Each Origin 2000 module is based on nodes that are plugged into a
backplane. Each module can contain up to four node boards, two router boards and twelve
XIO options. The modules are then mounted inside a deskside enclosure or a rack. Deskside enclosures can only contain one module, while racks can contain two. In configurations with more than two modules, multiple racks are used. Figures specified are for maximum configurations. The
Origin 200 uses some of the architectural components, but in a very different physical realization that is not scalable.
Architecture An Origin 2000 system is composed of nodes linked together by an interconnection network. It uses the
distributed shared memory sometimes called Scalable Shared-Memory Multiprocessing (S2MP) architecture. The Origin 2000 uses
NUMAlink (originally named CrayLink) for its system interconnect. The nodes are connected to router boards, which use NUMAlink cables to connect to other nodes through their routers. The Origin 2000's network topology is a bristled fat
hypercube. In configurations with more than 64 processors, a hierarchical fat hypercube network topology is used instead. Additional NUMAlink cables, called Xpress links can be installed between unused Standard Router ports to reduce latency and increase bandwidth. Xpress links can only be used in systems that have 16 or 32 processors, as these are the only configurations with a network topology that enables unused ports to be used in such a way. The architecture has its roots in the
DASH project at
Stanford University, led by
John L. Hennessy, which included two of the Origin designers.
Router boards There are four different router boards used by the Origin 2000. Each successive router board allows a larger amount of nodes to be connected.

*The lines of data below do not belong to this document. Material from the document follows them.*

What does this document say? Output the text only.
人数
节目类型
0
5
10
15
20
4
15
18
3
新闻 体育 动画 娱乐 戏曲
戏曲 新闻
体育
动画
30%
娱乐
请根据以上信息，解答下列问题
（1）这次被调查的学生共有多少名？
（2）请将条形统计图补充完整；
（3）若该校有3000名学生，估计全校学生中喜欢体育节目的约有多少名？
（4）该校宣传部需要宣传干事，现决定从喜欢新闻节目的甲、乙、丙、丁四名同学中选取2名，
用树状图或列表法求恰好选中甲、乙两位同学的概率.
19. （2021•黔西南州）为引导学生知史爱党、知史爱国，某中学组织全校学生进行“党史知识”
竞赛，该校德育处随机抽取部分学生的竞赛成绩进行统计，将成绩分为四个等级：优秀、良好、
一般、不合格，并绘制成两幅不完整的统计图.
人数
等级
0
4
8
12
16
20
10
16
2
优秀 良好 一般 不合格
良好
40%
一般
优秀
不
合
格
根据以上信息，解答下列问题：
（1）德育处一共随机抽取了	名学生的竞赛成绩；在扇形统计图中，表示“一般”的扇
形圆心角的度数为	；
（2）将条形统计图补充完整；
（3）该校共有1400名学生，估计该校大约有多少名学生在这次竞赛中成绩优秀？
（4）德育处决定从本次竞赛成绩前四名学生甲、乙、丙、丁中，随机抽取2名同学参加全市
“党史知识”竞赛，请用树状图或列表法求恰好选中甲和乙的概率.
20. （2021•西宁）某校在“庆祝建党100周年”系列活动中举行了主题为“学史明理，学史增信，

Null Router The Null Router connects two nodes in the same module. A system using the Null Router cannot be expanded as there are no external connectors.
Star Router The Star Router can connect up to four nodes. It is always used in conjunction with a Standard Router to function correctly.
Standard Router (Rack Router) The Standard Router can connect up to 32 nodes. It contains an
application-specific integrated circuit (ASIC) known as the scalable pipelined interconnect for distributed endpoint routing (SPIDER), which serves as a router for the NUMAlink network. The SPIDER ASIC has six ports, each with a pair of unidirectional links, connected to a
crossbar which enables the ports to communicate with one another.
Meta Router (Cray Router) The Meta Router is used in conjunction with Standard Routers to connect more than 32 nodes. It can connect up to 64 nodes.
Nodes Each Origin 2000 node fits on a single 16" by 11"
printed circuit board that contains one or two processors, the main memory, the directory memory and the Hub ASIC. The node board plugs into the backplane through a 300-pad CPOP (Compression Pad-on-Pad) connector. The connector actually combines two connections, one to the NUMAlink router network and another to the XIO I/O subsystem.
Processor Each processor and their secondary cache is contained on a HIMM (Horizontal Inline Memory Module) daughter card that plugs into the node board. At the time of introduction, the Origin 2000 used the IP27 board, featuring one or two
R10000 processors clocked at 180 MHz with 1 MB secondary cache(s). A high-end model with two 195 MHz R10000 processors with 4 MB secondary caches was also available. In February 1998, the IP31 board was introduced with two 250 MHz R10000 processors with 4 MB secondary caches. Later, the IP31 board was upgraded to support two 300, 350 or 400 MHz
R12000 processors. The 300 and 400 MHz models had 8 MB L2 caches, while the 350 MHz model had 4 MB L2 caches. Near the end of its life, a variant of the IP31 board that could utilize the 500 MHz
R14000 with 8 MB L2 caches was made available.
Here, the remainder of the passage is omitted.